Daniel Smith · ‎03-21-2023

We will be adding new keys to our existing macsec key chain such that the new key will have a lifetime that is immediately available and expires in 15 months. I wonder how often nodes with macsec look at the keys, or reverify them, such that I can monitor for successful adoption of the new key?

M02@rt37 · ‎03-21-2023

Hello @Daniel Smith

MACsec nodes periodically re-verify the keys to ensure the integrity and confidentiality of the data being transmitted. The frequency of key re-verification depends on the key server and the MACsec implementation being used.

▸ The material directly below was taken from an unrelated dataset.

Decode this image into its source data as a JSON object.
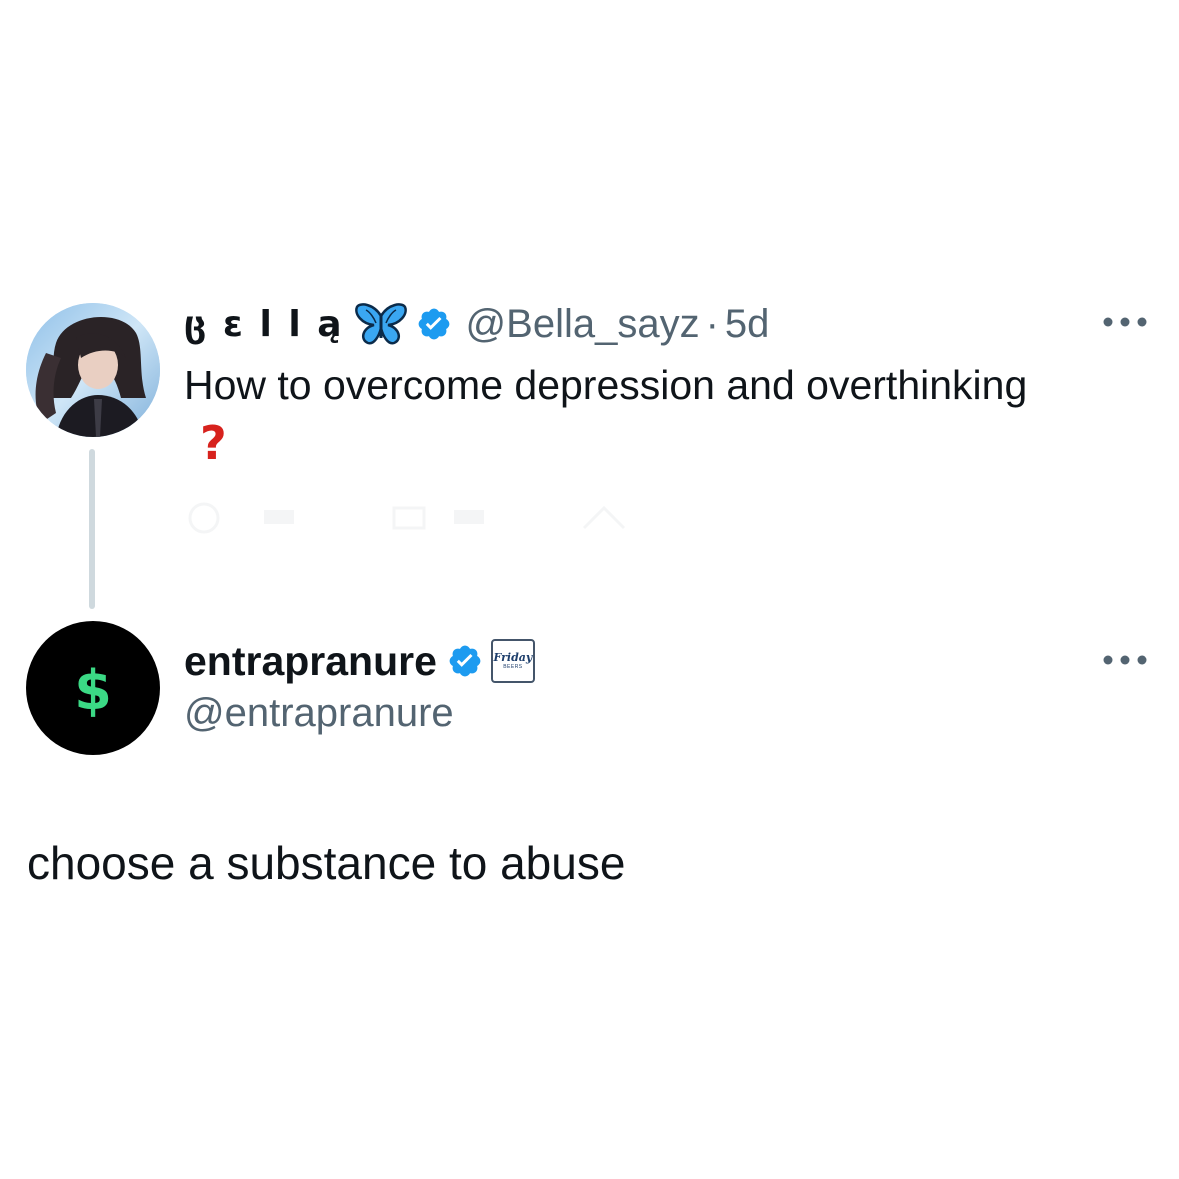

In general, MACsec nodes will re-verify keys when a new session is established or when a key lifetime expires. Additionally, MACsec nodes may periodically check the key server for updates to the key chain. The interval for key re-verification can be configured on the MACsec devices and may vary depending on the specific implementation.

To monitor the successful adoption of the new key, you can use the MACsec key exchange protocol (MKA) to verify the current status of the key exchange process. MKA provides a mechanism for the exchange of MACsec keys between MACsec devices and allows for the establishment of secure channels for key exchange. You can use MKA to check the status of the key exchange and to verify that the new key has been successfully adopted.

Best regards
.ı|ı.ı|ı. If This Helps, Please Rate .ı|ı.ı|ı.

Rob Ingram · ‎03-21-2023

@Daniel Smith MKA rolls over to the next configured pre-shared key in the key chain after the lifetime is expired. You must ensure the lifetime of the keys are overlapped in order to achieve hitless key rollover. If you want the new key to be immediately available you may need to change the lifetime of the existing key to expire sooner.